Accompanied by defiant first-person inscriptions that appear to disclose the artist’s private voice, Chiang’s selective renderings of wayang characters depart us to marvel concerning the hidden workings of girls’s company within the transmission of tales and pictures throughout time and house, outdoors of the established canon of Indonesian artwork historical past. This resistance in opposition to masculinised, nationalistic grand narratives is, partially, additionally generated as we join with such works within the present-day. It’s between Oei and Chiang’s follow within the twentieth century, and our affected person, persistent makes an attempt to revisit their works with an open-mindedness and receptivity, that we discover capability to dismantle these totalising narratives that so rigidly police our concepts of who can and ought to be a contemporary Indonesian artist, and what trendy Indonesian artwork ought to appear to be.
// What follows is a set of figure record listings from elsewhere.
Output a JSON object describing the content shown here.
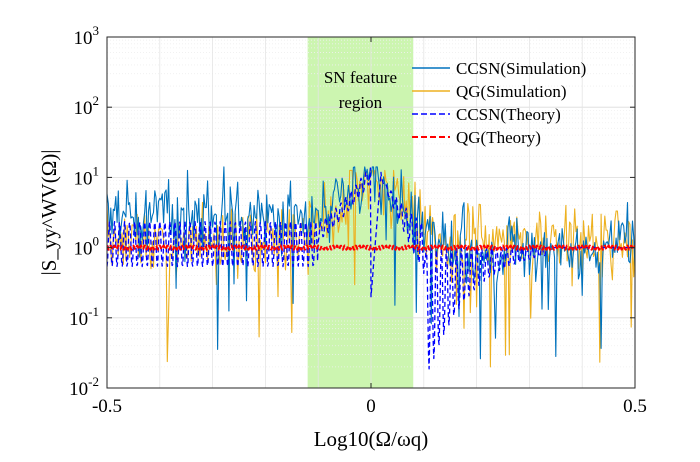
{
  "chart_data": {
    "type": "line",
    "title": "",
    "xlabel": "Log10(Ω/ωq)",
    "ylabel": "|S_yy^WV(Ω)|",
    "xlim": [
      -0.5,
      0.5
    ],
    "ylim": [
      0.01,
      1000
    ],
    "yscale": "log",
    "grid": true,
    "legend_position": "top-right",
    "x_ticks": [
      -0.5,
      0,
      0.5
    ],
    "x_tick_labels": [
      "-0.5",
      "0",
      "0.5"
    ],
    "y_ticks": [
      0.01,
      0.1,
      1,
      10,
      100,
      1000
    ],
    "y_tick_labels": [
      {
        "base": "10",
        "exp": "-2"
      },
      {
        "base": "10",
        "exp": "-1"
      },
      {
        "base": "10",
        "exp": "0"
      },
      {
        "base": "10",
        "exp": "1"
      },
      {
        "base": "10",
        "exp": "2"
      },
      {
        "base": "10",
        "exp": "3"
      }
    ],
    "shaded_region": {
      "x_range": [
        -0.12,
        0.08
      ],
      "label_lines": [
        "SN feature",
        "region"
      ],
      "color": "#ccf5b0"
    },
    "series": [
      {
        "name": "CCSN(Simulation)",
        "style": "solid",
        "color": "#0072bd"
      },
      {
        "name": "QG(Simulation)",
        "style": "solid",
        "color": "#edb120"
      },
      {
        "name": "CCSN(Theory)",
        "style": "dashed",
        "color": "#0000ff"
      },
      {
        "name": "QG(Theory)",
        "style": "dashed",
        "color": "#ff0000"
      }
    ],
    "model": {
      "peak_x": 0.0,
      "peak_value": 15,
      "dip_x": 0.0,
      "dip_value": 0.2,
      "resonance_dip_x": 0.11,
      "resonance_dip_value": 0.017,
      "baseline": 1.0,
      "simulation_noise_spread_decades": 1.0
    }
  }
}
Undoubtedly, extra analysis is required to recuperate such tales and figures misplaced to canonical historical past—the interpretation of Oei’s work marks solely a preliminary foray into the subject material. Even so, the ripples of their affect might be gleaned in the present day: in 2012, over a decade after her passing, 51 work by college students, many ladies, taught by Chiang and her daughter, Teng Mu Yin, have been exhibited by the Ikatan Wanita Pelukis Indonesia (Affiliation of Indonesian Ladies Painters) in Bandung. 

Because the works of Chinese language-Indonesian ladies artists and artwork critics are delivered to gentle, they invite us to rethink the narratives and construction which have lengthy been held up as a part of an authoritative historical past. By making room for transnational and gendered experiences within the studying and writing of historical past, we could start to uncover a far richer and multifaceted image of Indonesian artwork and id.


The writer is grateful for help offered by the Sydney Southeast Asia Centre by way of its Residency scheme.